In Good Conscience (1 Corinthians 8:1-8)

adminSermons

Sermon Direct Link
11/5/23
Rev. Clint Smith

In Good Conscience (1 Corinthians 8:1-8)

Christians instinctively know that idolatry is folly. (Isaiah 44:9-20) The Apostle Paul addressed the Corinthian Churches ego over their religious “knowledge.” Some of the Christians in Corinth were hurting their brothers and sisters by being “puffed up” with knowledge they had acquired by their learning, efforts, and their experiences. They were not unified.

Paul acknowledged that the Christians at Corinth had knowledge concerning meats sacrificed to idols. His issue was with their self-righteous arrogance and their lack of unselfish love for others. Knowledge without love amounts to little.

God desires for His Church to build one another up and encourage one another to grow in wisdom. We cannot know what we ought to know pertaining to divine matters without love.

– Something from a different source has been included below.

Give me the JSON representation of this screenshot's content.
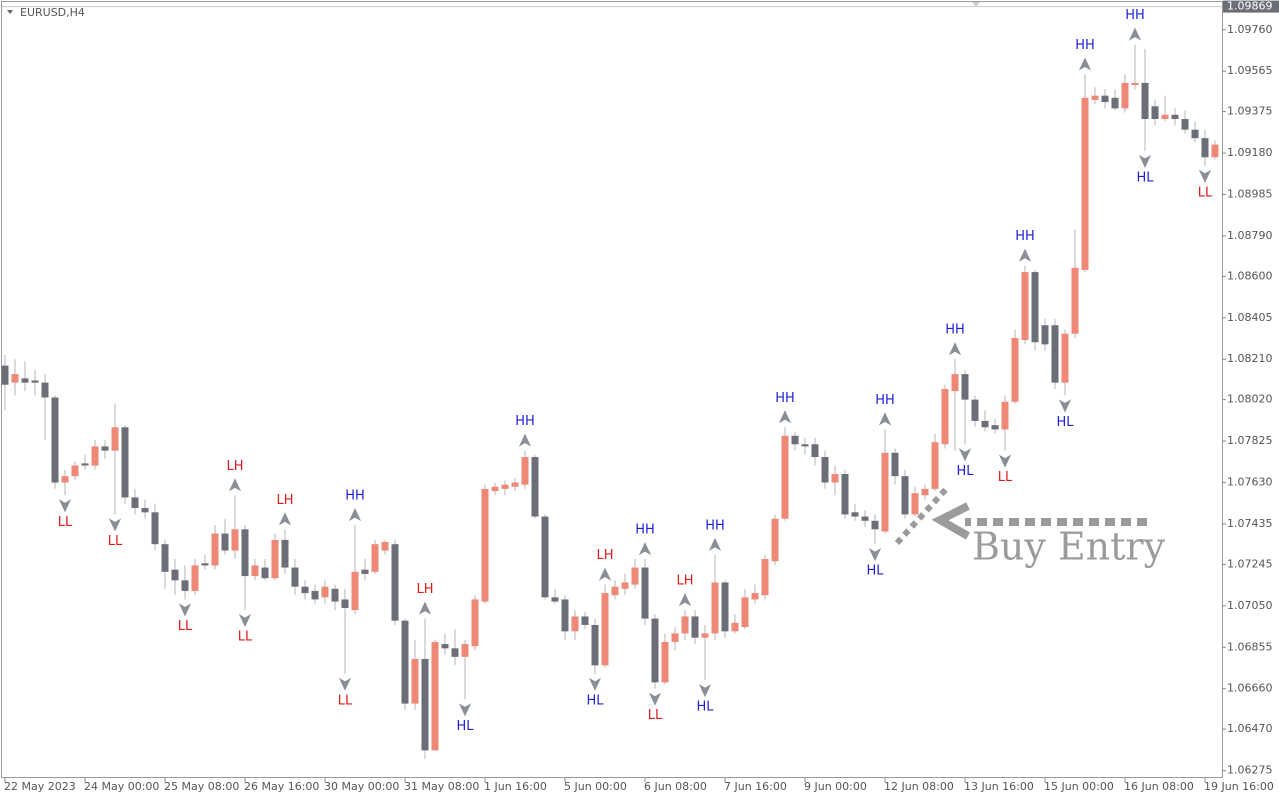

If we love God with awe-filled reverence, obedience, and gratitude we will be greatly loved by Him and be known as His very own! 2 Timothy 2:14-19
There is no God but the God of the Bible! Idols have no real existence, they are manmade. For the Corinthian believer, eating meat sacrificed to idols was not a big deal, unless it was.

Paul declared this truth, “there is but one God, the Father, who is the source of all things, and we exist for Him; and one Lord, Jesus Christ, by whom are all things that have been created, and we believers exist and have life and have been redeemed through Him.” John 1:1-3

In the Church in Corinth, not all believers had a proper knowledge of God. Before Christ, some of the Corinthians had been accustomed to worshipping idols as real and living. After salvation, their consciences still were weak and they felt guilty and ashamed when they experienced the idol meat market.

“Ever since Adam and Eve ate of the tree of knowledge in the Garden of Eden, mere knowledge has been a snare to the human race.”